4:1And it is grievous unto Jonah -- a great evil -- and he is displeased at it;
4:2and he prayeth unto Jehovah, and he saith, `I pray Thee, O Jehovah, is not this my word while I was in mine own land -- therefore I was beforehand to flee to Tarshish -- that I have known that Thou `art' a God, gracious and merciful, slow to anger, and abundant in kindness, and repenting of evil?
4:3And now, O Jehovah, take, I pray Thee, my soul from me, for better `is' my death than my life.'
4:4And Jehovah saith, `Is doing good displeasing to thee?'
4:5And Jonah goeth forth from the city, and sitteth on the east of the city, and maketh to himself there a booth, and sitteth under it in the shade, till that he seeth what is in the city.
4:6And Jehovah God appointeth a gourd, and causeth it to come up over Jonah, to be a shade over his head, to give deliverance to him from his affliction, and Jonah rejoiceth because of the gourd `with' great joy.
4:7And God appointeth a worm at the going up of the dawn on the morrow, and it smiteth the gourd, and it drieth up.
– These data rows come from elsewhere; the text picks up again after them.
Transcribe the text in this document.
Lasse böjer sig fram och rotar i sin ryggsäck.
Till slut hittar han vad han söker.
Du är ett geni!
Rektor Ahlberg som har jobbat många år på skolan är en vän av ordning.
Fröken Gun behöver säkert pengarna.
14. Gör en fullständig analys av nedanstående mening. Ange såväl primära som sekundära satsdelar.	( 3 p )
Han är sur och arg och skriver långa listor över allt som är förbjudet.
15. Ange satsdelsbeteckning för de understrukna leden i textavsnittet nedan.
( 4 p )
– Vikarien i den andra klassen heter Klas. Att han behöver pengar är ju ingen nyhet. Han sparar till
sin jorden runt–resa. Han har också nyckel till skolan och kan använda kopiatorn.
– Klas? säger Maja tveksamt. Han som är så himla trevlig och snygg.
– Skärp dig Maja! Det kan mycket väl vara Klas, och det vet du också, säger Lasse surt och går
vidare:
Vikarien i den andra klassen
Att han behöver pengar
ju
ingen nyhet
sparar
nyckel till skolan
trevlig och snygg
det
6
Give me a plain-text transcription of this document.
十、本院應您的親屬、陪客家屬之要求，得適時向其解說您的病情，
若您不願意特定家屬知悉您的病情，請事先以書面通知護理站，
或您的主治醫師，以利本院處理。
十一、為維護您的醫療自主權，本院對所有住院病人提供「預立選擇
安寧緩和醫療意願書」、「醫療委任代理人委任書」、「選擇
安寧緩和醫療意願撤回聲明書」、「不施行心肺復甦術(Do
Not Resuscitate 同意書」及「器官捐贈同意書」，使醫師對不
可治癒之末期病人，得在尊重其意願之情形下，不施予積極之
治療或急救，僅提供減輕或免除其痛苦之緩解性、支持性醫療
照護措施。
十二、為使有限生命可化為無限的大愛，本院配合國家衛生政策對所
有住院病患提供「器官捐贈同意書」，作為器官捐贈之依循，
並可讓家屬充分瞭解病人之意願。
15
4:8And it cometh to pass, about the rising of the sun, that God appointeth a cutting east wind, and the sun smiteth on the head of Jonah, and he wrappeth himself up, and asketh his soul to die, and saith, `Better `is' my death than my life.'
4:9And God saith unto Jonah: `Is doing good displeasing to thee, because of the gourd?' and he saith, `To do good is displeasing to me -- unto death.'
4:10And Jehovah saith, `Thou hast had pity on the gourd, for which thou didst not labour, neither didst thou nourish it, which a son of a night was, and a son of a night perished,
4:11and I -- have not I pity on Nineveh, the great city, in which there are more than twelve myriads of human beings, who have not known between their right hand and their left -- and much cattle!'
Young's Literal Translation 1862

Young's Literal Translation 1862

Young's Literal Translation is a translation of the Bible into English, published in 1862. The translation was made by Robert Young, compiler of Young's Analytical Concordance to the Bible and Concise Critical Comments on the New Testament. Young used the Textus Receptus and the Majority Text as the basis for his translation. He wrote in the preface to the first edition, "It has been no part of the Translator's plan to attempt to form a New Hebrew or Greek Text--he has therefore somewhat rigidly adhered to the received ones."